宮内さんの宮沢賢治の詩。音楽の才能を持つ「おまへ」への熱い思いが感じられる詩です。それは「おまへ」への大きな期待ですが、「おまへ」が順当に才能を発揮できるようになるのは厳しく、もしかしたら生活に削られ音楽から離れてしまうかも…といったところまで、叱咤激励するような、やや強く呼びかけるような調子で語られる詩です。わたしは主に、「人は環境によってスポイルされる」のところに、自分もそうだな、まずいなとぎくっとするのですが、宮内さんはアーティストとしてこの詩を読まれていて、この詩のように才ある人としての実感、また小説を書くこと、これまでの経緯などとともに詩について語られるのが、とても興味深かったです。

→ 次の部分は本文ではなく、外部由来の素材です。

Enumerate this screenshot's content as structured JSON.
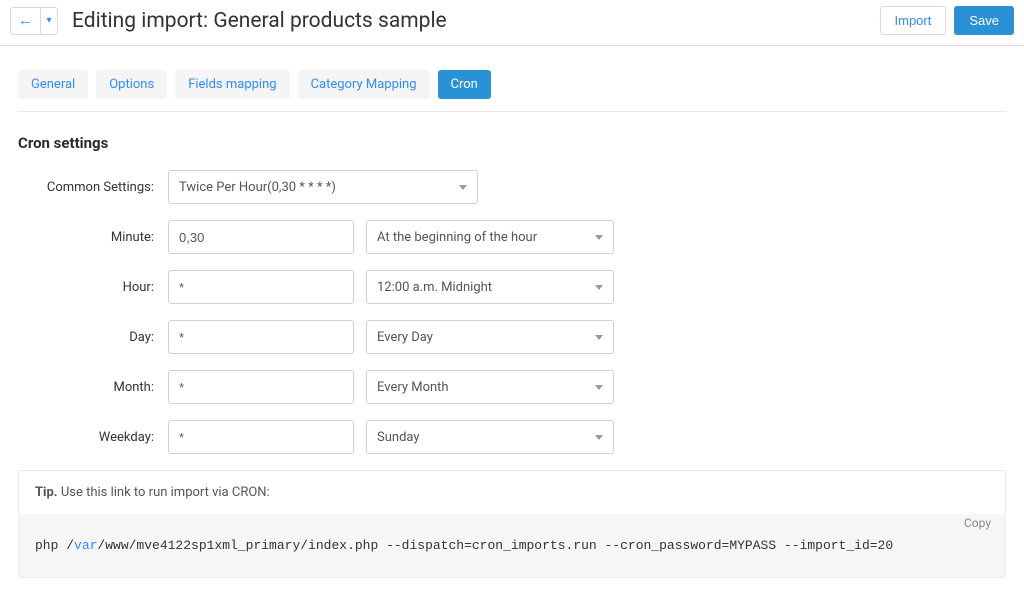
{
  "header": {
    "back_icon": "←",
    "caret_icon": "▾",
    "title": "Editing import: General products sample",
    "import_label": "Import",
    "save_label": "Save"
  },
  "tabs": [
    {
      "label": "General",
      "active": false
    },
    {
      "label": "Options",
      "active": false
    },
    {
      "label": "Fields mapping",
      "active": false
    },
    {
      "label": "Category Mapping",
      "active": false
    },
    {
      "label": "Cron",
      "active": true
    }
  ],
  "section_heading": "Cron settings",
  "form": {
    "common_settings_label": "Common Settings:",
    "common_settings_value": "Twice Per Hour(0,30 * * * *)",
    "minute_label": "Minute:",
    "minute_value": "0,30",
    "minute_select": "At the beginning of the hour",
    "hour_label": "Hour:",
    "hour_value": "*",
    "hour_select": "12:00 a.m. Midnight",
    "day_label": "Day:",
    "day_value": "*",
    "day_select": "Every Day",
    "month_label": "Month:",
    "month_value": "*",
    "month_select": "Every Month",
    "weekday_label": "Weekday:",
    "weekday_value": "*",
    "weekday_select": "Sunday"
  },
  "tip": {
    "bold": "Tip.",
    "text": " Use this link to run import via CRON:",
    "copy": "Copy"
  },
  "cron_command": {
    "pre": "php /",
    "var": "var",
    "post": "/www/mve4122sp1xml_primary/index.php --dispatch=cron_imports.run --cron_password=MYPASS --import_id=20"
  }
}
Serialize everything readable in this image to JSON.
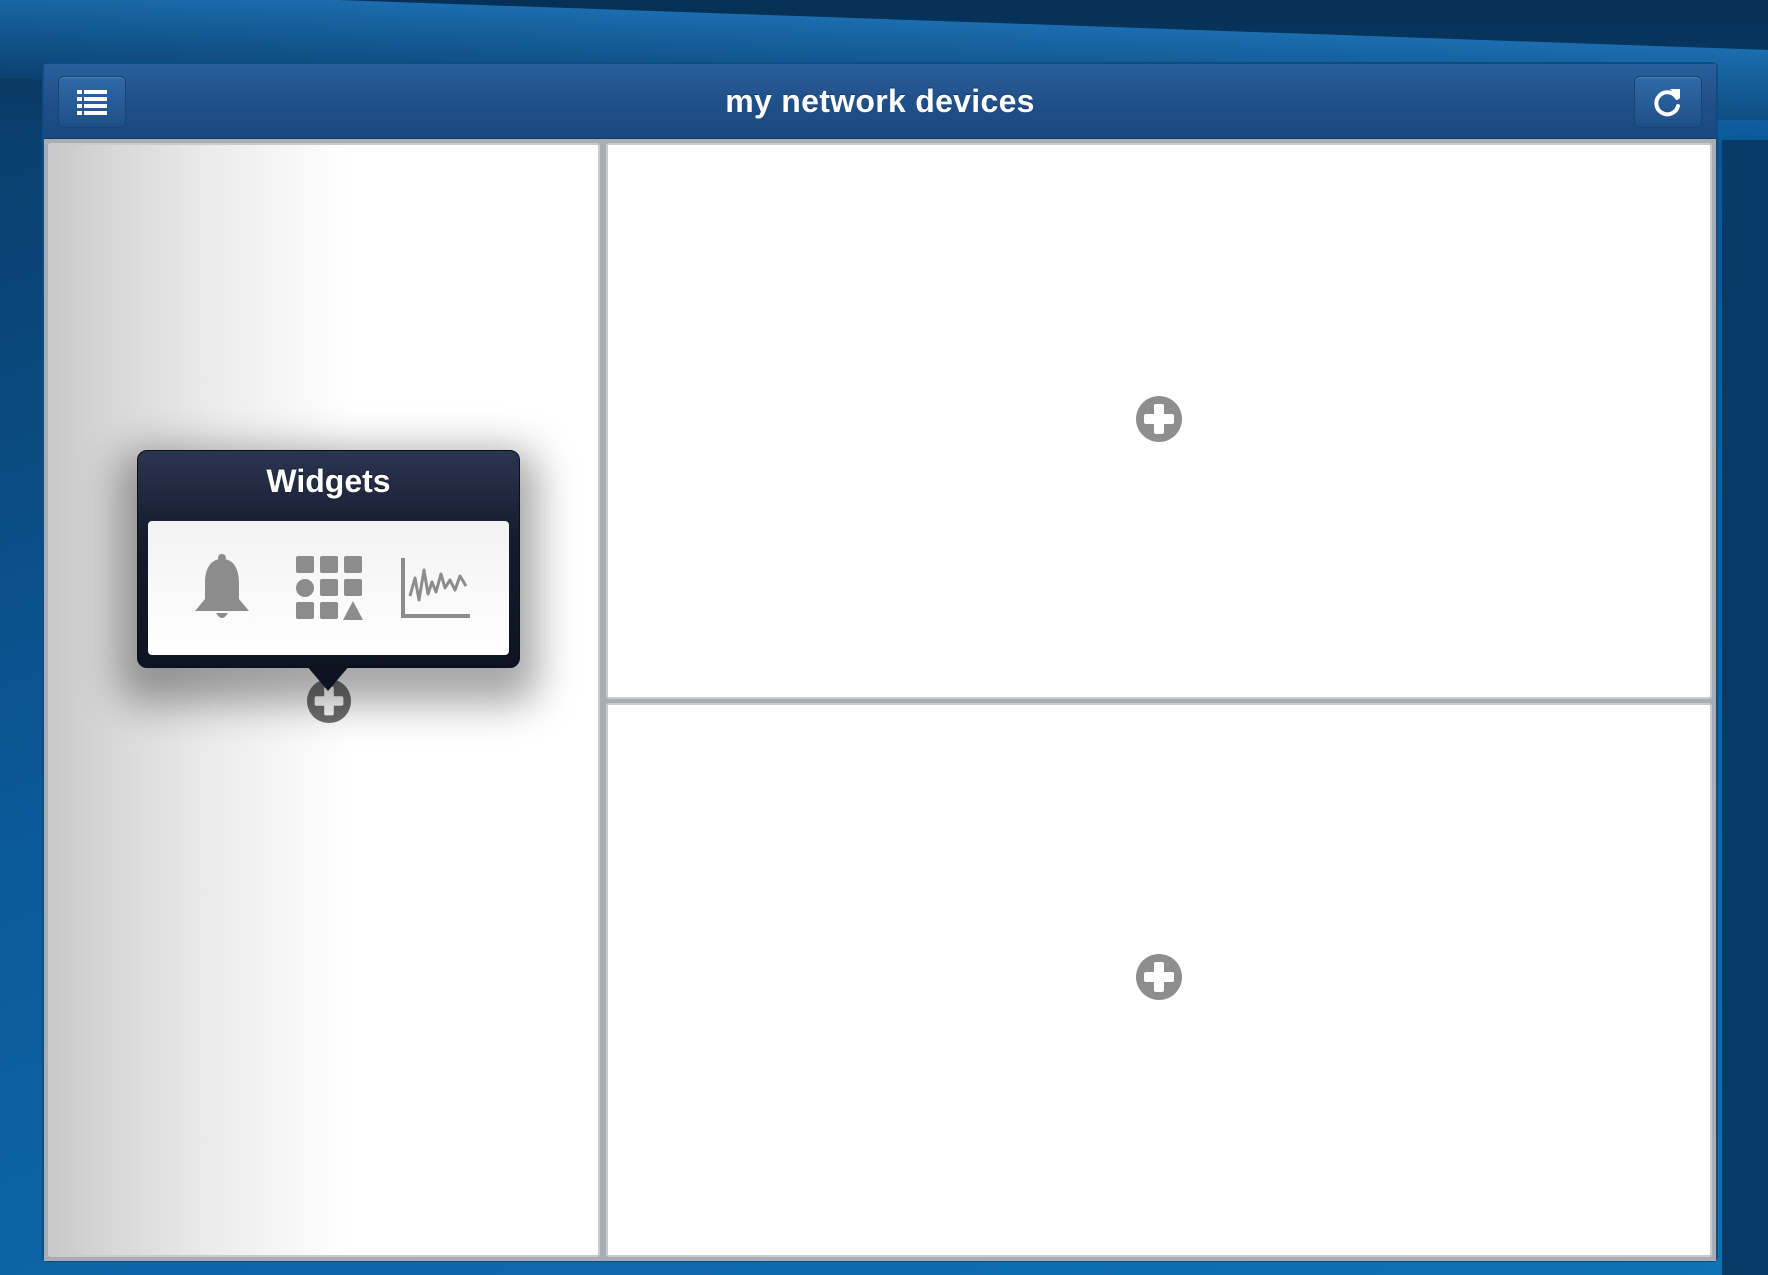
{
  "app": {
    "title": "my network devices"
  },
  "navbar": {
    "menu_icon": "list-icon",
    "refresh_icon": "refresh-icon"
  },
  "popover": {
    "title": "Widgets",
    "options": [
      {
        "icon": "bell-icon"
      },
      {
        "icon": "grid-icon"
      },
      {
        "icon": "chart-icon"
      }
    ]
  },
  "panels": [
    {
      "name": "left",
      "action_icon": "add-circle-icon"
    },
    {
      "name": "top-right",
      "action_icon": "add-circle-icon"
    },
    {
      "name": "bottom-right",
      "action_icon": "add-circle-icon"
    }
  ],
  "colors": {
    "navbar": "#1f4f88",
    "background": "#0b5a9a",
    "popover": "#151c2e",
    "icon_gray": "#8c8c8c"
  }
}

詩の「光でできたパイプオルガン」は弾かれたのか、その謎が宮内さん、Pippoさんのお話の中で解かれていき、この詩は賢治が「おまへ」を、本当にその将来まで大切に思ってつくられたのだな、と私まで熱い気持ちになりました。

 

あとがきにあるPippoさんのエピソード。短い文章なのですが、社会人になって自分をふがいなく感じたことは私も数知れず、自分のふがいなく悔しいエピソードを思い出してしまいました。20代前半のPippoさんになにが起こったかは分かりませんが、草むらで唱えた安水稔和さんの詩の一節はそのときのPippoさんを支えてくれたことが、不思議と実感として伝わる、わたしもこの気持ちわかる、と思ってしまうようなお話しでした。

 

今回、ブログを書くために『一篇の詩に出会った話』を再読しましたが、最初に読んだときと同じように、おひとりおひとりのお話しがそれぞれに面白く、一冊のなかで、普段は聞けないようなその方と詩の関わりを読めるのが幸せでした。詩は短い文章だからこそ人の心に強く残り、またそれぞれの関係を築くことができるのかな、それはとてもいいなと思いました。

わたしも自分の大切な詩とともに、またこれからどんな詩と出会えるのか、なんだかとても楽しみです。